Sekilas Hikayat Lambung Mangkurat
Menurut
hikayat Lambung Mangkurat, Negaradipa (cikal bakal Kerajaan Banjar) didirikan
oleh Empu Jatmika, anak saudagar Mangkubumi dari Keling. Ia meninggalkan Keling
menggunakan kapal besar bernama si Prabayaksa, diiringi oleh para pengikut
setianya Tumenggung Tatahjiwa, Arya Megatsari, dan juru bahasa Wiramartas yang
pandai berbagai macam bahasa.
Perjalanan
mereka memasuki sungai Barito dan sungai Nagara. Amanat yang dibawa oleh Empu
Jatmika dari ayahnya adalah mereka harus
menemukan tanah baru dan menetap disana apabila tanah tersebut berbau harum
seperti bau pandan.

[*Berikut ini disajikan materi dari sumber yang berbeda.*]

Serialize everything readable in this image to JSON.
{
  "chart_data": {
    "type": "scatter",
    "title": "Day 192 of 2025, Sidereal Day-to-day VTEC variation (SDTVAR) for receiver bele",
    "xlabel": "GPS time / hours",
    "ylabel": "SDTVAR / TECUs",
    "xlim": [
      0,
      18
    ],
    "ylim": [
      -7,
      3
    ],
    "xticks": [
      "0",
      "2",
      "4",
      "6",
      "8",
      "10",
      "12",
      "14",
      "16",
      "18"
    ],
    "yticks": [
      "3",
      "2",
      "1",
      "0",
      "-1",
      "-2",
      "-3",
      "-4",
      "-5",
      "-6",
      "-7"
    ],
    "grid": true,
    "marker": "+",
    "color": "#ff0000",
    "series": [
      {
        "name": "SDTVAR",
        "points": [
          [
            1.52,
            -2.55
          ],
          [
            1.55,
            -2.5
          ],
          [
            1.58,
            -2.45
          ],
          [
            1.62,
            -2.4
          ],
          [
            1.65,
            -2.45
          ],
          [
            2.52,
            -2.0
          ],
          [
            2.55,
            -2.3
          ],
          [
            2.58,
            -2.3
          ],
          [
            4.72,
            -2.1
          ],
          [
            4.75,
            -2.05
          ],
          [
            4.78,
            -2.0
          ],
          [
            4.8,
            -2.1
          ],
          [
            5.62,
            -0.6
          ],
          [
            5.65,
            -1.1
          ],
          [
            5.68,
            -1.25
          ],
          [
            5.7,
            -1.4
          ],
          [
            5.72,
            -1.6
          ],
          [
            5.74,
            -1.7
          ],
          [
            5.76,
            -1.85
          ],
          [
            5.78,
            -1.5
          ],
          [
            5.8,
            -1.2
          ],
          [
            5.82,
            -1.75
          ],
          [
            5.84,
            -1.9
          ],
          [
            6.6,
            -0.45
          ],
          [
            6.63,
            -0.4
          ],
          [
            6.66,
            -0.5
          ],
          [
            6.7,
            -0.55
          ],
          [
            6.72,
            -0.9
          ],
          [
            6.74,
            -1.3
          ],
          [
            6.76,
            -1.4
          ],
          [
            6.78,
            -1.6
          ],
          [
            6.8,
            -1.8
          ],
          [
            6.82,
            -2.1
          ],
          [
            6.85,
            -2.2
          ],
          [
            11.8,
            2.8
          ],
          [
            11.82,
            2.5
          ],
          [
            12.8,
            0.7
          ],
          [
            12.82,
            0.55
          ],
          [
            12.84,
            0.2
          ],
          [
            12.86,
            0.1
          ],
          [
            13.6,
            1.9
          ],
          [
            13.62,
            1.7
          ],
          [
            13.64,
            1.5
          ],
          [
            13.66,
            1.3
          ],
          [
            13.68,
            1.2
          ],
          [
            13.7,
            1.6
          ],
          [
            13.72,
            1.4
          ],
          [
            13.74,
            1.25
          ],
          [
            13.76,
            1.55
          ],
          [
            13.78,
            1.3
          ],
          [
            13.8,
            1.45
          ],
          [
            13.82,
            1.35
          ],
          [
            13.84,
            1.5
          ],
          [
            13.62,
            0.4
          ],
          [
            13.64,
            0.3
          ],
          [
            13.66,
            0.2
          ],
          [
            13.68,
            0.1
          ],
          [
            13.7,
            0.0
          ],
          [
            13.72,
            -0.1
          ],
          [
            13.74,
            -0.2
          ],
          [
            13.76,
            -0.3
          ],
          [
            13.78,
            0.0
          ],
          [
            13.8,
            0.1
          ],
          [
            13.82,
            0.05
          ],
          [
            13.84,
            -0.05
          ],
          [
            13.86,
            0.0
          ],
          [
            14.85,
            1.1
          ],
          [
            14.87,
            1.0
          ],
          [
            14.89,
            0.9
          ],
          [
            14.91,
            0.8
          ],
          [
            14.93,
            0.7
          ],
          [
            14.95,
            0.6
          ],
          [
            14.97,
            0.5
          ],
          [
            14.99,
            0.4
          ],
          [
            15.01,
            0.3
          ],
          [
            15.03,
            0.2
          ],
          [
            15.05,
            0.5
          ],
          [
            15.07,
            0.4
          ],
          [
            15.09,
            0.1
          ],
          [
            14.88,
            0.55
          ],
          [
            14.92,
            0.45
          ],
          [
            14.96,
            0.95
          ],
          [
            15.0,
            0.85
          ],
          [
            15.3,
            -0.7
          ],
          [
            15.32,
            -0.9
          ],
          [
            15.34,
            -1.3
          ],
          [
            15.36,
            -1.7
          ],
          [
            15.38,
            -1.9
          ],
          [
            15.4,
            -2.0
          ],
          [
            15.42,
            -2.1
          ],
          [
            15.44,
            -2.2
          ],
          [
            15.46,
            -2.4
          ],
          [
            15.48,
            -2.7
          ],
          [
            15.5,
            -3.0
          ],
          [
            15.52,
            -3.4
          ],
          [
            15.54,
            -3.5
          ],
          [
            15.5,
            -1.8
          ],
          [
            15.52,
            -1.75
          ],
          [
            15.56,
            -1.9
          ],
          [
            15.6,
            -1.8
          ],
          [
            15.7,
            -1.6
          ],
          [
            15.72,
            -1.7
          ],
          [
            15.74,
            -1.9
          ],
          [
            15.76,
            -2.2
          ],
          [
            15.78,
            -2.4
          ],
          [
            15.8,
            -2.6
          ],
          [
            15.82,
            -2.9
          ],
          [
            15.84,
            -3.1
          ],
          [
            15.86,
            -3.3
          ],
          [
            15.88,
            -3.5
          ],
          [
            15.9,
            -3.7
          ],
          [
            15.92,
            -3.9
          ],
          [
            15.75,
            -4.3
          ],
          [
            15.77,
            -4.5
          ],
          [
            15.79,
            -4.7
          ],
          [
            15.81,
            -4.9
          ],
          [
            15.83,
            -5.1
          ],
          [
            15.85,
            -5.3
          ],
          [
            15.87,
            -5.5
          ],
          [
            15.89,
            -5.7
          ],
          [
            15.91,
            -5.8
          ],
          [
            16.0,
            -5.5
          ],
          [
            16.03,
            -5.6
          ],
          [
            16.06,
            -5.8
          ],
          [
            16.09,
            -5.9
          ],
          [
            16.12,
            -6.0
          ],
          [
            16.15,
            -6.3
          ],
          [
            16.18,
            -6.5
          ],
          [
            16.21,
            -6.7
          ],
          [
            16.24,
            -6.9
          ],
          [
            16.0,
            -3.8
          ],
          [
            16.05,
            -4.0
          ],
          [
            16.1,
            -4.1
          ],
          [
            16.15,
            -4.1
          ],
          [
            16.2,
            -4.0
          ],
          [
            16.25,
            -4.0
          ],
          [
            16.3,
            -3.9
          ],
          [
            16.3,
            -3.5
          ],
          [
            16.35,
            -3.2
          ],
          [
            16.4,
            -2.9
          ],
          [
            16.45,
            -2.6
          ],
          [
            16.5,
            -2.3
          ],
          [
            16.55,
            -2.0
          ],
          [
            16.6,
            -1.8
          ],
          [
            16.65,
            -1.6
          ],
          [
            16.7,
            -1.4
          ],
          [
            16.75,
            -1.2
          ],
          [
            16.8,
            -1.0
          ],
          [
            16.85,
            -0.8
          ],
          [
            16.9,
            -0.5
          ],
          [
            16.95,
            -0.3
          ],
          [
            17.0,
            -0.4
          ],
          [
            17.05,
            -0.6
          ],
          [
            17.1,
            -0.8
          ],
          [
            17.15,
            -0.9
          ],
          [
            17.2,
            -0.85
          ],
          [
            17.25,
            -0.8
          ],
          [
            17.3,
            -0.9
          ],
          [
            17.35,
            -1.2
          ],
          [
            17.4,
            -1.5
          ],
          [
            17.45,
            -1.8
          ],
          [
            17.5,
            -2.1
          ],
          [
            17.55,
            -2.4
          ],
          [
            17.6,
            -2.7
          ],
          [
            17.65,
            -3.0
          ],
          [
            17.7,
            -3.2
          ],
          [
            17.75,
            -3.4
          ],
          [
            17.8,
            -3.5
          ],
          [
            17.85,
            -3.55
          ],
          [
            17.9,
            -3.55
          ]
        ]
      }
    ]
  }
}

Daerah yang ditemukan adalah pertemuan sungai Nagara dengan
sungai Amuntai, disitulah mereka mendirikan sebuah candi dengan gelar Maharaja
di Candi. Negaradipa merupakan kerajaan Hindu pertama di Kalimantan Selatan
diperkirakan berdiri sekitar abad ke-13. Penduduk asli Negaradipa terdiri dari
etnis Ngaju, Maanyan, dan Bukit.
Kerajaan
Negaradipa selanjutnya berpindah menjadi Negara Daha, ini merupakan kerajaan
Hindu terakhir di Kalimantan Selatan. Kemudian pada abad 16 muncul kerajaan
Islam Banjar yang menjadi awal pesatnya perkembangan agama Islam dan kemajuan
dalam dunia perdagangan dengan Banjarmasin sebagai pusatnya. Penduduk di
Kerajaan Banjar sangat dipengaruhi oleh unsur-unsur Melayu.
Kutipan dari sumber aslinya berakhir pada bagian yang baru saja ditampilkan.